Creates a new empty map, with keys of type const K and values of type V. map<K, V> m(cmp);

Creates a new empty map with keys of type const K and values of type V, that uses the predicate cmp to determine the order of the elements.

m[k]

Indexes the map using a key, k, of type K, and returns an lvalue of type V. If there is no entry for the given key, a new value-initialized element is created and inserted into the map with this key. Because using [] to access a map might create a new element, [] is not allowed on a const map.

m.begin() m.end()

Return iterators that can be used to access the elements of a map. Note that dereferencing one of these iterators yields a key-value pair, not just a value.

m.find(k)

Returns an iterator referring to the element with key k, or m.end() if no such element exists. For a map<K, V> and an associated iterator p, the following apply:

p->first Yields an lvalue of type const K that is the key for the element p denotes. p->second Yields an lvalue of type V that is the value part of the element that p denotes.

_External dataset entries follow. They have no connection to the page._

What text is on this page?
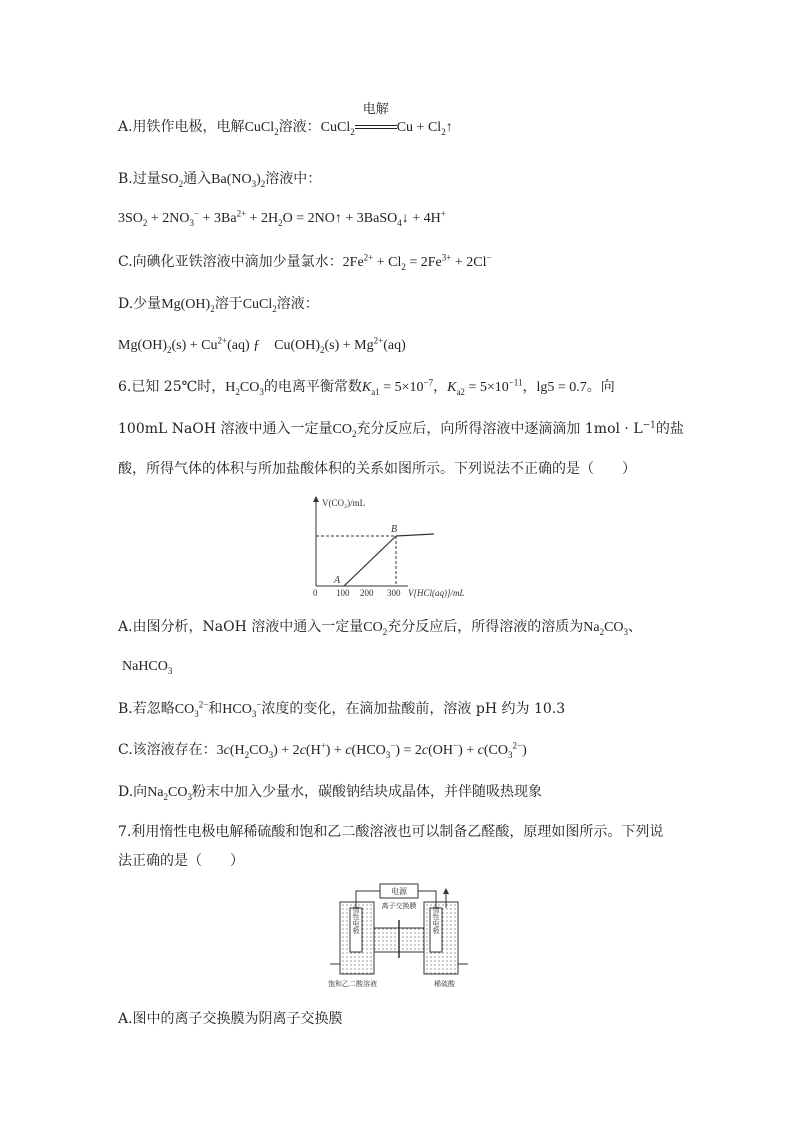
A.用铁作电极，电解CuCl$_2$溶液：CuCl$_2$
电解
$Cu + Cl_2↑$
B.过量$SO_2$通入$Ba(NO_3)_2$溶液中：
$3SO_2 + 2NO_3^- + 3Ba^{2+} + 2H_2O$ = 2NO↑ + 3BaSO$_4$↓ + 4H+
C.向碘化亚铁溶液中滴加少量氯水：$2Fe^{2+} + Cl_2 = 2Fe^{3+} + 2Cl^-$
D.少量$Mg(OH)_2$溶于CuCl$_2$溶液：
$Mg(OH)_2(s) + Cu^{2+}(aq)$ ƒ　$Cu(OH)_2(s) + Mg^{2+}(aq)$
6.已知 25℃时，$H_2CO_3$的电离平衡常数$K_{a1} = 5\times 10^{-7}$，$K_{a2} = 5\times 10^{-11}$，lg5 = 0.7。向
100mL NaOH 溶液中通入一定量$CO_2$充分反应后，向所得溶液中逐滴滴加 $1mol \cdot L^{-1}$的盐
酸，所得气体的体积与所加盐酸体积的关系如图所示。下列说法不正确的是（　　）
V(CO₂)/mL
A
B
0 100 200 300 V[HCl(aq)]/mL
A.由图分析，NaOH 溶液中通入一定量$CO_2$充分反应后，所得溶液的溶质为$Na_2CO_3$、
NaHCO$_3$
B.若忽略$CO_3^{2-}$和$HCO_3^-$浓度的变化，在滴加盐酸前，溶液 pH 约为 10.3
C.该溶液存在：$3c(H_2CO_3) + 2c(H^+) + c(HCO_3^-) = 2c(OH^-) + c(CO_3^{2-})$
D.向$Na_2CO_3$粉末中加入少量水，碳酸钠结块成晶体，并伴随吸热现象
7.利用惰性电极电解稀硫酸和饱和乙二酸溶液也可以制备乙醛酸，原理如图所示。下列说
法正确的是（　　）
电源
惰性电极	惰性电极
离子交换膜
饱和乙二酸溶液	稀硫酸
A.图中的离子交换膜为阴离子交换膜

7-0. Compile, execute, and test the programs in this chapter.

7-1. Extend the program from §7.2/124 to produce its output sorted by occurrence count. That is, the output should

group all the words that occur once, followed by those that occur twice, and so on.

7-2. Extend the program in §4.2.3/64 to assign letter grades by ranges:

A 90-100 B 80-89.99... C 70-79.99... D 60-69.99... F < 60

The output should list how many students fall into each category.

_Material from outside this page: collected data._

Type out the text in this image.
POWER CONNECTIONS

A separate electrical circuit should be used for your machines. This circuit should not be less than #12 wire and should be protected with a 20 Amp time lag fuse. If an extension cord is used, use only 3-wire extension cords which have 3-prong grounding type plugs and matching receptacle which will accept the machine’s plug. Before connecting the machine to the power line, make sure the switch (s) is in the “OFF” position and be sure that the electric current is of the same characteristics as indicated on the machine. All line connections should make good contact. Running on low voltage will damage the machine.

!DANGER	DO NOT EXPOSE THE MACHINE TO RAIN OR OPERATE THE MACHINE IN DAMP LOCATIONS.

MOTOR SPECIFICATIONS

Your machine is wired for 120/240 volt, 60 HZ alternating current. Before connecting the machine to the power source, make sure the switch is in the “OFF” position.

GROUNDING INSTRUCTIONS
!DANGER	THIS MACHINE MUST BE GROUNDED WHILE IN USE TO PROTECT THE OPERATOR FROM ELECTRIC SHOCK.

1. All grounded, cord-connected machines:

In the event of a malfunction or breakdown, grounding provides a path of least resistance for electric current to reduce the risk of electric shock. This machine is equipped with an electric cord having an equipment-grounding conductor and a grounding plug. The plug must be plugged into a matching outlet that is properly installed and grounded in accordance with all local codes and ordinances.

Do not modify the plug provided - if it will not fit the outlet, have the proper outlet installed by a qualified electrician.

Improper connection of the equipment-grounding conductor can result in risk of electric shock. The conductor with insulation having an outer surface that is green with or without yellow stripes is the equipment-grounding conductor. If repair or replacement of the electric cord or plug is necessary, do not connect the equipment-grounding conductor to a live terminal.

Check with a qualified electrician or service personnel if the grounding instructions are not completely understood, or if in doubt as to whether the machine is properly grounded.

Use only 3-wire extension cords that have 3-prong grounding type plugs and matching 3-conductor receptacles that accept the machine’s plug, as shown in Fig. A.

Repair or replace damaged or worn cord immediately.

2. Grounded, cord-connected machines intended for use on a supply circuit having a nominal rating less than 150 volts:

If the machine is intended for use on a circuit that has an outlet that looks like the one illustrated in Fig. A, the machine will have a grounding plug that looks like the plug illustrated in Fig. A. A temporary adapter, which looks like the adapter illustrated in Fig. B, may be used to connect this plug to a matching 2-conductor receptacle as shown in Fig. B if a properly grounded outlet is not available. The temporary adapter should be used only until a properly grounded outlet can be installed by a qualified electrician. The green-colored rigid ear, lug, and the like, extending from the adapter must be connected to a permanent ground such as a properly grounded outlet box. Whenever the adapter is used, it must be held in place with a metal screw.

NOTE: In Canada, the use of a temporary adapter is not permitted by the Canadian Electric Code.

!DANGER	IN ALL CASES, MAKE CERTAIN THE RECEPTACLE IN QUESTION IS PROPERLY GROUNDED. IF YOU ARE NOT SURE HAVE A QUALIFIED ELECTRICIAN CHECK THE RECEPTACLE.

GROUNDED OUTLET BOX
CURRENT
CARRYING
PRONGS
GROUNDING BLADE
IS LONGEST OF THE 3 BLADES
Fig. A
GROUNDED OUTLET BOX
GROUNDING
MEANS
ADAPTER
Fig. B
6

7-3. The cross-reference program from §7.3/126 could be improved: As it stands, if a word occurs more than once

on the same input line, the program will report that line multiple times. Change the code so that it detects multiple occurrences of the same line number and inserts the line number only once.

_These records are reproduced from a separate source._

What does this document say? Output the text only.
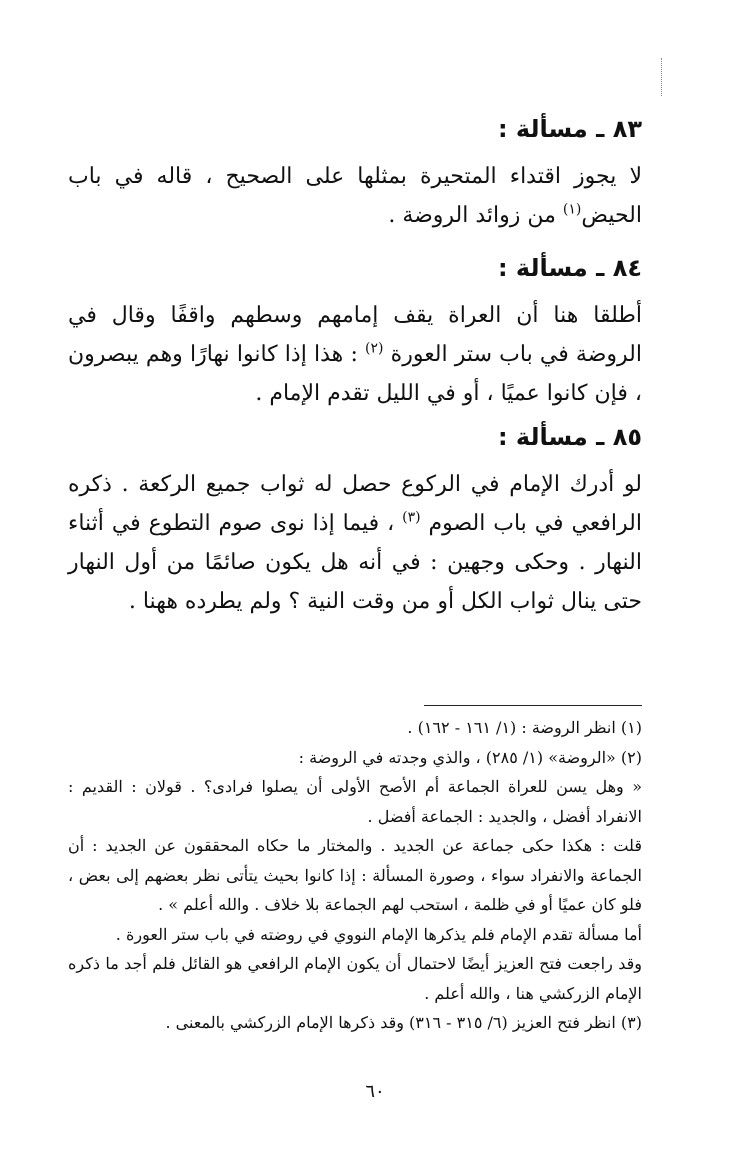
٨٣ ـ مسألة :
لا يجوز اقتداء المتحيرة بمثلها على الصحيح ، قاله في باب الحيض$^{(١)}$ من زوائد الروضة .
٨٤ ـ مسألة :
أطلقا هنا أن العراة يقف إمامهم وسطهم واقفًا وقال في الروضة في باب ستر العورة $^{(٢)}$ : هذا إذا كانوا نهارًا وهم يبصرون ، فإن كانوا عميًا ، أو في الليل تقدم الإمام .
٨٥ ـ مسألة :
لو أدرك الإمام في الركوع حصل له ثواب جميع الركعة . ذكره الرافعي في باب الصوم $^{(٣)}$ ، فيما إذا نوى صوم التطوع في أثناء النهار . وحكى وجهين : في أنه هل يكون صائمًا من أول النهار حتى ينال ثواب الكل أو من وقت النية ؟ ولم يطرده ههنا .

(١) انظر الروضة : (١/ ١٦١ - ١٦٢) .

(٢) «الروضة» (١/ ٢٨٥) ، والذي وجدته في الروضة :

« وهل يسن للعراة الجماعة أم الأصح الأولى أن يصلوا فرادى؟ . قولان : القديم : الانفراد أفضل ، والجديد : الجماعة أفضل .

قلت : هكذا حكى جماعة عن الجديد . والمختار ما حكاه المحققون عن الجديد : أن الجماعة والانفراد سواء ، وصورة المسألة : إذا كانوا بحيث يتأتى نظر بعضهم إلى بعض ، فلو كان عميًا أو في ظلمة ، استحب لهم الجماعة بلا خلاف . والله أعلم » .

أما مسألة تقدم الإمام فلم يذكرها الإمام النووي في روضته في باب ستر العورة .

وقد راجعت فتح العزيز أيضًا لاحتمال أن يكون الإمام الرافعي هو القائل فلم أجد ما ذكره الإمام الزركشي هنا ، والله أعلم .

(٣) انظر فتح العزيز (٦/ ٣١٥ - ٣١٦) وقد ذكرها الإمام الزركشي بالمعنى .

٦٠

7-4. The output produced by the cross-reference program will be ungainly if the input file is large. Rewrite the

program to break up the output if the lines get too long.

7-5. Reimplement the grammar program using a list as the data structure in which we build the sentence.

7-6. Reimplement the gen_sentence program using two vectors: One will hold the fully unwound, generated sentence,

and the other will hold the rules and will be used as a stack. Do not use any recursive calls.

7-7. Change the driver for the cross-reference program so that it writes line if there is only one line and lines

otherwise.

7-8. Change the cross-reference program to find all the URLs in a file, and write all the lines on which each distinct

URL occurs.

7-9. (difficult) The implementation of nrand in §7.4.4/135 will not work for arguments greater than RAND_MAX.

Usually, this restriction is no problem, because RAND_MAX is often the largest possible integer anyway.

Nevertheless, there are implementations under which RAND_MAX is much smaller than the largest possible integer. For example, it is not uncommon for RAND_MAX to be 32767 (215 -1) and the largest possible integer to be 2147483647 (231 -1). Reimplement nrand so that it works well for all values of n.